A Sickle Cell Warrior Soldiers through the Pandemic
Marie Ojiambo

A Sickle Cell Warrior Soldiers through the Pandemic

Some first-hand advice and information for fellow patients living under COVID-19

Living during a global pandemic is one interesting movie-like experience. However, living with a chronic condition during a pandemic really magnifies health challenges that you have been somewhat quietly dealing with. It puts you under a microscope of careful, worrisome thoughts and concerns.

This new challenge has come with certain lifestyle changes for not only the general population but more so for patients suffering chronic illnesses. It is yet another battle we are fighting. So how are patients living with sickle cell disease impacted by the COVID-19 crisis?

The risk of exposure to the virus is the same for patients living with sickle cell disease as compared to any other person. Some patients may argue, how so? I lost my spleen as a child. Doesn’t this increase my susceptibility to infection due to my decreased immune response? Although the spleen is important for many functions in the body, the spleen is not vital to survival and it is possible to live without a spleen. Without the spleen, other organs in the body (particularly the liver) adapt and increase their ability to fight infection.

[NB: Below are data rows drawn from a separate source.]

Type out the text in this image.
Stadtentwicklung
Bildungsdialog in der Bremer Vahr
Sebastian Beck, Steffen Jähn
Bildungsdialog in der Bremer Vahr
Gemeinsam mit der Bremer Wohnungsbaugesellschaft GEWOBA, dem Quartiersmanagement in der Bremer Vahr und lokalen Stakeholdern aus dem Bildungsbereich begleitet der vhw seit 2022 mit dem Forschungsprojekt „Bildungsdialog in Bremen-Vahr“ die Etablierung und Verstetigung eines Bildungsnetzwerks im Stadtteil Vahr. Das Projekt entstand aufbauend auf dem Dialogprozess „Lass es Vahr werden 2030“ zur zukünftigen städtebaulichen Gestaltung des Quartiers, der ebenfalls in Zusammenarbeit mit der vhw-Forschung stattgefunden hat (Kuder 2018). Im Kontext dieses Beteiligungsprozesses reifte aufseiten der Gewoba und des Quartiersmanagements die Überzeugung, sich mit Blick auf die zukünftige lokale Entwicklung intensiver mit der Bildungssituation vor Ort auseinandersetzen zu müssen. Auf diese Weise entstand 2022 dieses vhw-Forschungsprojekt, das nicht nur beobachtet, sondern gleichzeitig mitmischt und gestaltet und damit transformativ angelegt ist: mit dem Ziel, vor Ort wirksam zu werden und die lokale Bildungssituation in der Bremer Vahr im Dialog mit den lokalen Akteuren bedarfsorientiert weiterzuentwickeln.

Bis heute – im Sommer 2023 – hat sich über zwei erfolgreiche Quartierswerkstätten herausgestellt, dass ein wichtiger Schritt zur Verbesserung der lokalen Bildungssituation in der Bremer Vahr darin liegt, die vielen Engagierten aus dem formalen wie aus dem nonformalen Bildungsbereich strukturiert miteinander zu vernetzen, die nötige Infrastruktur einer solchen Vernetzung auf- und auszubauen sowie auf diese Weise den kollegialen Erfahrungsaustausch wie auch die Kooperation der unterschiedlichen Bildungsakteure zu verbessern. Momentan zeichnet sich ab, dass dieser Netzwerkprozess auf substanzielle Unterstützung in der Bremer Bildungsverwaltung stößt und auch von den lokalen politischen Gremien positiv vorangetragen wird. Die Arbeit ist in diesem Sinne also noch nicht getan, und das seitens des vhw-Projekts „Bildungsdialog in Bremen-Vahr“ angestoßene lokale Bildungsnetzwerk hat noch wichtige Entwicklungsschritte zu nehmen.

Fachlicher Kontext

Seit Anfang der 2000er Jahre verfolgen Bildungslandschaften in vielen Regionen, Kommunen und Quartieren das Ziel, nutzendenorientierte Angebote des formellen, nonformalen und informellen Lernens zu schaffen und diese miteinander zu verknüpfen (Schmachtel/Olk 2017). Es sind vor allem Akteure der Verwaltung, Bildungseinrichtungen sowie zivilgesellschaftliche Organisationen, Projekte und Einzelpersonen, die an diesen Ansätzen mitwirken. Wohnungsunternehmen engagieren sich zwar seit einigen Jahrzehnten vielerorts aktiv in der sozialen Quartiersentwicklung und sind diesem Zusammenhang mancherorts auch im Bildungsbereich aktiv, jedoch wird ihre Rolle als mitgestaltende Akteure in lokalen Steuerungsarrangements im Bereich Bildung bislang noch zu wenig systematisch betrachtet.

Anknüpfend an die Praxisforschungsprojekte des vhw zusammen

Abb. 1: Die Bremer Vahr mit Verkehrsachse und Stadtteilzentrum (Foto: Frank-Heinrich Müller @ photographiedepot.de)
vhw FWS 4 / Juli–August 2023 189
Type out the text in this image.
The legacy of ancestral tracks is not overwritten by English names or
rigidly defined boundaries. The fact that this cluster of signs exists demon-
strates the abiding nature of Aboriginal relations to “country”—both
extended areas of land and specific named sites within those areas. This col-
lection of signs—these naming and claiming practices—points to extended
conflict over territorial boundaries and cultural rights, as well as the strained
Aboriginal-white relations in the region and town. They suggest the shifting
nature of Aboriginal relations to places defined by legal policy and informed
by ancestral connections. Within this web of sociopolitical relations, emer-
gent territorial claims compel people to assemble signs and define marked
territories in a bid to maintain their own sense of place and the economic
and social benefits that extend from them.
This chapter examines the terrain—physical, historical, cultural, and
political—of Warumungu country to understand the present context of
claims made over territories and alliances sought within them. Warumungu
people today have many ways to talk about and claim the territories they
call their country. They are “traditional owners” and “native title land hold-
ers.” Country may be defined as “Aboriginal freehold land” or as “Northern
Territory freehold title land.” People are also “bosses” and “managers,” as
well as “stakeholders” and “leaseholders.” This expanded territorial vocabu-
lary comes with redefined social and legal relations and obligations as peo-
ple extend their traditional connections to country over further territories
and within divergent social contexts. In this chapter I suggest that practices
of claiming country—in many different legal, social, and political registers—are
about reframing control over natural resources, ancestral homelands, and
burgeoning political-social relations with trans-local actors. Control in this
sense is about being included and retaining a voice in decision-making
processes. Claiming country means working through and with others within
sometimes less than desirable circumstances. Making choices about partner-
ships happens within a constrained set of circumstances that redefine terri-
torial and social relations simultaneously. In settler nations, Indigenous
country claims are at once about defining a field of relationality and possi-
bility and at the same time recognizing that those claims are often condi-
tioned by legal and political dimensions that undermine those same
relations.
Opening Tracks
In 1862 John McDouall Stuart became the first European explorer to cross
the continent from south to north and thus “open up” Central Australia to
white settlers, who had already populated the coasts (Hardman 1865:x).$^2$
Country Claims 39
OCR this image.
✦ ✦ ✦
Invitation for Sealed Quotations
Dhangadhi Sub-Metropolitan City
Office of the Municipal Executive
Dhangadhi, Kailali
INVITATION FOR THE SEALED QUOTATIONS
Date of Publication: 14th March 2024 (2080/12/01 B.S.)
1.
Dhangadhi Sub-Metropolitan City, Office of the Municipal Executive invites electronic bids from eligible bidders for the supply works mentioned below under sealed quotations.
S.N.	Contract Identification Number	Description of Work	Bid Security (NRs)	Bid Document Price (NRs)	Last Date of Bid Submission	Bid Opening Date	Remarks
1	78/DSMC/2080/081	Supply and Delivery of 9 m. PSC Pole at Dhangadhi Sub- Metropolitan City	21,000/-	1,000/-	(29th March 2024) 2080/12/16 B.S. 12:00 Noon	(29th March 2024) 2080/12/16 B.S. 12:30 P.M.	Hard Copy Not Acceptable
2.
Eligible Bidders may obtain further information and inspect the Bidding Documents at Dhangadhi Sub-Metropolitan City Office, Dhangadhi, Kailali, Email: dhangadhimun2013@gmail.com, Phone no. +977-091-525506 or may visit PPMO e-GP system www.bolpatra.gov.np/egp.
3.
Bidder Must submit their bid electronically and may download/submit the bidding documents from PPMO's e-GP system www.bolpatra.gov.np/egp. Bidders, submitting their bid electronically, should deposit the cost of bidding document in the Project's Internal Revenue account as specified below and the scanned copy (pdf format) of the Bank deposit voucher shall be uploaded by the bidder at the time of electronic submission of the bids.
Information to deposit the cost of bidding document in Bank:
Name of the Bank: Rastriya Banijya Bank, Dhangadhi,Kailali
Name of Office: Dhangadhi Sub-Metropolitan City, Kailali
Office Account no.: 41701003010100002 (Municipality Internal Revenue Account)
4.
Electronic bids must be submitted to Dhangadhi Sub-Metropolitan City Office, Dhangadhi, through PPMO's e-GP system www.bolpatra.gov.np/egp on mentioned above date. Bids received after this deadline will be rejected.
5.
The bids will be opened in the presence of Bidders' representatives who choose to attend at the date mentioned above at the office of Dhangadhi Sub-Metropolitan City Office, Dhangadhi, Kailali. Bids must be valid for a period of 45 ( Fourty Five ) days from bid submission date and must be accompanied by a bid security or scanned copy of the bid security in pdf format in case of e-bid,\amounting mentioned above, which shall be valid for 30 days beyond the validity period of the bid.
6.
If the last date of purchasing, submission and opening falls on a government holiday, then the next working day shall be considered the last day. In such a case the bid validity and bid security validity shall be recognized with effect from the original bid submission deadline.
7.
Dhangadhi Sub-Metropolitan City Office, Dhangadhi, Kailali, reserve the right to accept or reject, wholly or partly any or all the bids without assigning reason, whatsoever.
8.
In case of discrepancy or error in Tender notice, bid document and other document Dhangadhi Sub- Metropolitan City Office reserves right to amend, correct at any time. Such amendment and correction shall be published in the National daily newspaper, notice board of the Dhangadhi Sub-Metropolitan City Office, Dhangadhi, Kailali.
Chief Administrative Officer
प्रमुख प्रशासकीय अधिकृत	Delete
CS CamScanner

It is however important for patients living with this disease to understand how a comorbidity, in this case, COVID-19 may affect certain aspects of their day to day and health seeking behaviors. The down stream effects of sickle cell vaso-occlusive crisis that can be primarily triggered by an infection like COVID-19 should be under more scrutiny. Due to downstream effects of sickling such as stroke, acute chest syndrome (ACS), tissue and organ damage, the time to recovery and clinical outcomes in patients living with this chronic condition is significantly different from those of other individuals who do not live with sickle cell disease.

Patients living with sickle cell disease must keep in mind certain precautions as we battle through this pandemic.

Just like others, it is important that sickle cell patients tweak their health seeking behaviors to minimize the risk of exposure to COVID-19. This translates to staying indoors, seeking ongoing medical care through telemedicine options, keeping social distance and wearing masks when in public spaces.

In taking a deeper dive, certain other issues that we battle may come up as questions or concerns in your day to day.

  • I started a new therapy just before the lock down orders were put to effect. Should I continue to do so? Yes, there is no clinical data that shows that disease modifying agents and new therapies used for management of the disease should not be used at this time.
  • I wanted to start on a new FDA approved therapeutic to manage my sickle cell. Should I do so during this time? It is recommended to delay initiation of new therapies so as to minimize non-essential movement that maybe required for drug monitoring purposes as you start a new drug.
  • Should I continue on my hydroxycarbamide/hydroxyurea therapy? After all isn’t it an immunosuppressant? Yes, this should not be stopped. Continue to take your Hydrea and other disease modifying therapeutics that have been prescribed by your Primary Health Care Provider (PHCP). Getting off these medications can cause you more harm than good. The next time you have a discussion with your PHCP, ask them to increase your prescription supply of medication to 90 days. This will translate to a reduction in the number of times you need to go out to fill a prescription.
  • If I suspect that I have been infected with COVID-19, what should I do? Immediately contact you PHCP via phone. Do not go to the Emergency Departments (ED)/urgent care until you have consulted a doctor. Emergency day care units that have strict social distancing and isolation practices are the better option if immediate healthcare is needed. Ask your PHCP if this is an option rather than the ED, more so if you are a patient who requires IV fluids and opiates to mitigate an oncoming vaso-occlusive crisis (VOC). Minimizing provider cross coverage between wards depending on the availability of medical staffers can also minimize the risk of exposure.
  • Try to optimize the use of oral opioids. A counselor or your PHCP can provide a road map on how to do so. This is not a one-size-fits-all exercise. Certain aspects like tolerance, frequency of use and pain thresholds might come into play.
  • With the current blood shortages, you may find that some PHCP’s are instituting Hydrea therapy for patients with a high risk of stroke who usually require routine blood transfusions and cannot access them at this time. Consult your PHCP if the shortage of blood is directly affecting you. In cases where blood is accessible, blood transfusions should be continued for patients who suffer from priapism or have a high risk of developing stroke and ACS.
  • As always; stay warm, hydrated, and engage in low levels of exercise when you are able to, consume healthy diets and take your prescribed daily medications.

To all the sickle cell warriors dealing with this double blow, stay strong and warrior on, this too shall pass!